DeepNet is quite similar to Hebel in its approach (even though it offers more models right now). However, DeepNet is based on cudamat and gnumpy, which I have found to often be quite unstable and slow. Hebel is based on PyCUDA which is very stable and according to some preliminary tests I did runs about twice as fast as cudamat.

So, the idea of Hebel is that it should make it easy to train the most important deep learning models without much setup or having to write much code. It is also supposed to make it easy to implement new models through a modular design that lets you subclass existing layers or models to implement variations of them.

Question: do you/will you plan to support converting GPU nets to CPU, perhaps by keeping weights and architecture definition separate from PyCUDA dependent structures during serialization?
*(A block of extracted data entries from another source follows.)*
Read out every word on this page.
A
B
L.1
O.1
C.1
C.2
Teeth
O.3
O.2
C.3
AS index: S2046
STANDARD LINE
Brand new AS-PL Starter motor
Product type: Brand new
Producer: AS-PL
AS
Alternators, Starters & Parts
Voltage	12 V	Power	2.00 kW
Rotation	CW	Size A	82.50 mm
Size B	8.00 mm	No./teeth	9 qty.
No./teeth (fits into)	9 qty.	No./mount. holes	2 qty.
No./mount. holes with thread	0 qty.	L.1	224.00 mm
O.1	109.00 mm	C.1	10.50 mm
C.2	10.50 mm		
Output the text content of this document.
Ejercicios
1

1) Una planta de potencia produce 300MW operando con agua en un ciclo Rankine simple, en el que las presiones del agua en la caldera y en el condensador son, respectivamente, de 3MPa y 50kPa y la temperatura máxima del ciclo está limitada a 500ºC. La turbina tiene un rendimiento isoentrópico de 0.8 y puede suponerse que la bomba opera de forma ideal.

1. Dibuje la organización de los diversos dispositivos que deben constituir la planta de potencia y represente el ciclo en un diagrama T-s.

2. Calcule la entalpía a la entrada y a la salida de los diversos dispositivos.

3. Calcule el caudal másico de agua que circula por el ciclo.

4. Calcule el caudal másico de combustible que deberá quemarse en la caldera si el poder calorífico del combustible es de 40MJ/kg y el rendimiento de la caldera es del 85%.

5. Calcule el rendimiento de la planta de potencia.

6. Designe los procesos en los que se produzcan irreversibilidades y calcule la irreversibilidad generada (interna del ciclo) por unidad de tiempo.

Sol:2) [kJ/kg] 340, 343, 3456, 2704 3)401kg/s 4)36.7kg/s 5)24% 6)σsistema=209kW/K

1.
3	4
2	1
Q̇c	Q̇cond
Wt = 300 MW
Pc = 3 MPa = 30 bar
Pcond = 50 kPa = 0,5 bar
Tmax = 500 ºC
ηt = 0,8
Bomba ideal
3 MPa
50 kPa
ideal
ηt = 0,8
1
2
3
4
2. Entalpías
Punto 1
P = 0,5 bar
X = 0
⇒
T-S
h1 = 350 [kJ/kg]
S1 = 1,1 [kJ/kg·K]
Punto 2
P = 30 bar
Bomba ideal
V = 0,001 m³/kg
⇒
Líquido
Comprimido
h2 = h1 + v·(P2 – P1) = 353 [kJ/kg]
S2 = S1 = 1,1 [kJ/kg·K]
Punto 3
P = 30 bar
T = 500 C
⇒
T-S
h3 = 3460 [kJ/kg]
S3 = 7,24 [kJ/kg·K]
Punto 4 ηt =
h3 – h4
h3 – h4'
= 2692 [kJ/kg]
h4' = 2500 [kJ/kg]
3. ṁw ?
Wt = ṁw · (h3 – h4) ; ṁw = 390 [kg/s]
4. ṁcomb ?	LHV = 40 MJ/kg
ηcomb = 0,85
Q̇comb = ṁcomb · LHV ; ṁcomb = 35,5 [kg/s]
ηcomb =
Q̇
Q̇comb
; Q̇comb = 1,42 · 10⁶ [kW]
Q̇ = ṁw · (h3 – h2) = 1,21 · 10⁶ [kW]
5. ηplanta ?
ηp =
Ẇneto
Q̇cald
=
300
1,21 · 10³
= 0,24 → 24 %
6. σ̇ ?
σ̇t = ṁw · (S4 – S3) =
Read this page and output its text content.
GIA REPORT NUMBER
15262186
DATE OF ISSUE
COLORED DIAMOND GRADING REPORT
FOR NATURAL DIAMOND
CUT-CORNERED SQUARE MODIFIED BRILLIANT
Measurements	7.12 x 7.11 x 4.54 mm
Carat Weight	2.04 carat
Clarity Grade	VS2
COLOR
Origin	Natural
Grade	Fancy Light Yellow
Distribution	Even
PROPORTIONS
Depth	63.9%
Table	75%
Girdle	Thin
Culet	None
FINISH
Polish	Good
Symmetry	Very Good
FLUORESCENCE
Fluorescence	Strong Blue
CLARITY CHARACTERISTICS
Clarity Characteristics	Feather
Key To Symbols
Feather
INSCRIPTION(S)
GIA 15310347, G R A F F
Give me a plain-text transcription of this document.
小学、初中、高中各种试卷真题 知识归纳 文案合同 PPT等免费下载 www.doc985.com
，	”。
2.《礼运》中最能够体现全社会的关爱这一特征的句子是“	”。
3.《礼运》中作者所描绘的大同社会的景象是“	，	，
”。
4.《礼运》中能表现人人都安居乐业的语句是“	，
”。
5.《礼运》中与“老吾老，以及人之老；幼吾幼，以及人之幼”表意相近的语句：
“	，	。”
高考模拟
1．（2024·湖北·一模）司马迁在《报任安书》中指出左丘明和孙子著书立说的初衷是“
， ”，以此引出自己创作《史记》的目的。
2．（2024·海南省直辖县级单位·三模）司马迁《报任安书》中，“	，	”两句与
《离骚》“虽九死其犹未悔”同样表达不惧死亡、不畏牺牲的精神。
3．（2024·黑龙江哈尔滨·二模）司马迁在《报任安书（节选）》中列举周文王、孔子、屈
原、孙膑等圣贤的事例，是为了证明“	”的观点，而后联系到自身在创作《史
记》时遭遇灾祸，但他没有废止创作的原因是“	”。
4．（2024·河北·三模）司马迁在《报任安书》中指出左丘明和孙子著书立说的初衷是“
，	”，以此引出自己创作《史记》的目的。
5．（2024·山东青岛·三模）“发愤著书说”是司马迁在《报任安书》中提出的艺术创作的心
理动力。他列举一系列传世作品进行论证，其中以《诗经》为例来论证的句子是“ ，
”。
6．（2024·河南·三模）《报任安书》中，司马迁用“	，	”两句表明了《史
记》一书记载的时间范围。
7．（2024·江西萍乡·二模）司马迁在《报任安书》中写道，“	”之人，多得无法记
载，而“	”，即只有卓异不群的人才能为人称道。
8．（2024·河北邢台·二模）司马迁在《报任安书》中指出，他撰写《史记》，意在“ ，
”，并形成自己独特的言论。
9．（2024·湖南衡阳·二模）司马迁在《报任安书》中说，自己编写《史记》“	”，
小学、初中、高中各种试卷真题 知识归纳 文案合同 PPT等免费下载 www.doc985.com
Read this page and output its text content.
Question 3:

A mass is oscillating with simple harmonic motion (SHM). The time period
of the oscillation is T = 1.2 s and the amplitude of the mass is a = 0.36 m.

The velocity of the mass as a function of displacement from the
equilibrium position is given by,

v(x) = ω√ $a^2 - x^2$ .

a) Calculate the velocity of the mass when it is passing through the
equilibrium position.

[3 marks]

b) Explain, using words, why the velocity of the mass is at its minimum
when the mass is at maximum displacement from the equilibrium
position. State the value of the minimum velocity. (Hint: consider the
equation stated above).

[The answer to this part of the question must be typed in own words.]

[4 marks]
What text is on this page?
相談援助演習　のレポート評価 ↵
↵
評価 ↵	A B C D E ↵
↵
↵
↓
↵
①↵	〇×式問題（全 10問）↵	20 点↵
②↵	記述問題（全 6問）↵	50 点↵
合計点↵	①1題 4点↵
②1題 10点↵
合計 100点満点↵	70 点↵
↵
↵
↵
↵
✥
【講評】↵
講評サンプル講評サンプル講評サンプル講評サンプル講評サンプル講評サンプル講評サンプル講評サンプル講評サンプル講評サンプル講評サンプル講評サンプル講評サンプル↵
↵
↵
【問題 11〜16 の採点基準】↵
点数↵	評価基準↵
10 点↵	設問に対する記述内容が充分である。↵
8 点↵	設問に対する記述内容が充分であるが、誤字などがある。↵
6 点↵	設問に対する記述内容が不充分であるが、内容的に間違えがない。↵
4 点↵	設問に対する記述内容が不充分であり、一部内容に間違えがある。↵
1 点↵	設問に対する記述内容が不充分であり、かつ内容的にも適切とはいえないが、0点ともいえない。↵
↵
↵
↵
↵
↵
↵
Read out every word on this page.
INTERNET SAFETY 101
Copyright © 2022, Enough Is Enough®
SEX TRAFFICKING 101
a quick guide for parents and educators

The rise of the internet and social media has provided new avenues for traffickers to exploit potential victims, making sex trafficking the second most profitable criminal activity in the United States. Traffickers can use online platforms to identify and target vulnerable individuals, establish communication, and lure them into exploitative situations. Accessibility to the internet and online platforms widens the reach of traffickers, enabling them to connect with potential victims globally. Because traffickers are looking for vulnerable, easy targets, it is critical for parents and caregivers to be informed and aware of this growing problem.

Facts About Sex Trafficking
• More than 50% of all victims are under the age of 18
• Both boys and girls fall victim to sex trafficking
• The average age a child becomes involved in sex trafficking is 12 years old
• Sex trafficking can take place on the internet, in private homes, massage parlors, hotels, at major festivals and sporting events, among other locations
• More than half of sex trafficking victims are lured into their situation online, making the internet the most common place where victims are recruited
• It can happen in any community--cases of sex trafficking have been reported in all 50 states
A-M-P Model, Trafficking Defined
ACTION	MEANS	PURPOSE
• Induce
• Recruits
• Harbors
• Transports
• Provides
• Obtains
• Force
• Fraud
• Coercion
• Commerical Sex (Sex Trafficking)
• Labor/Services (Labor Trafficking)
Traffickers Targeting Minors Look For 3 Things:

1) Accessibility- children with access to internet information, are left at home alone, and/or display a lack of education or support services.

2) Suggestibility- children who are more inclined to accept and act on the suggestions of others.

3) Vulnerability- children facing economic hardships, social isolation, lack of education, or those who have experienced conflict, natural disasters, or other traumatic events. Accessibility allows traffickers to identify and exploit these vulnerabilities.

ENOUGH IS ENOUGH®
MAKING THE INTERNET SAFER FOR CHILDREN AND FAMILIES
I have found that using a trained net for preprocessing can be accomplished using very limited resources (read: Core 2 Duo laptop). This is one of the very nice features of DeCAF, which could allow for some interesting applications on embedded devices.

Great work by the way - I look forward to testing it out soon!

That would be possible, but since Hebel is mainly meant to be used in research I don't think it's a big priority now. The most important reason to do this would be to allow development on laptops and workstations without NVIDIA cards and to run the finished model on CUDA hardware later.

As far as embedded devices go (I assume you're talking about ARM cpus etc), they are probably too underpowered to run Neural nets anyway, or models would have to be written in highly specialized C.

Yup, I didn't mean to belittle Hebel. I actually just meant that the lack of features is likely why I hadn't heard of it. From the looks of things it's on a nice path. You philisophy about what Hebel should be sound similar what's been done with MORB for making RBMs, and that is one of the reasons I've always like that library. Although MORB still does incur the 'working with theano' conceptual overhead.

The reason why haven't heard of it is probably because I only put the code on Github less than two weeks ago ;) - I've really been blown away by the response though.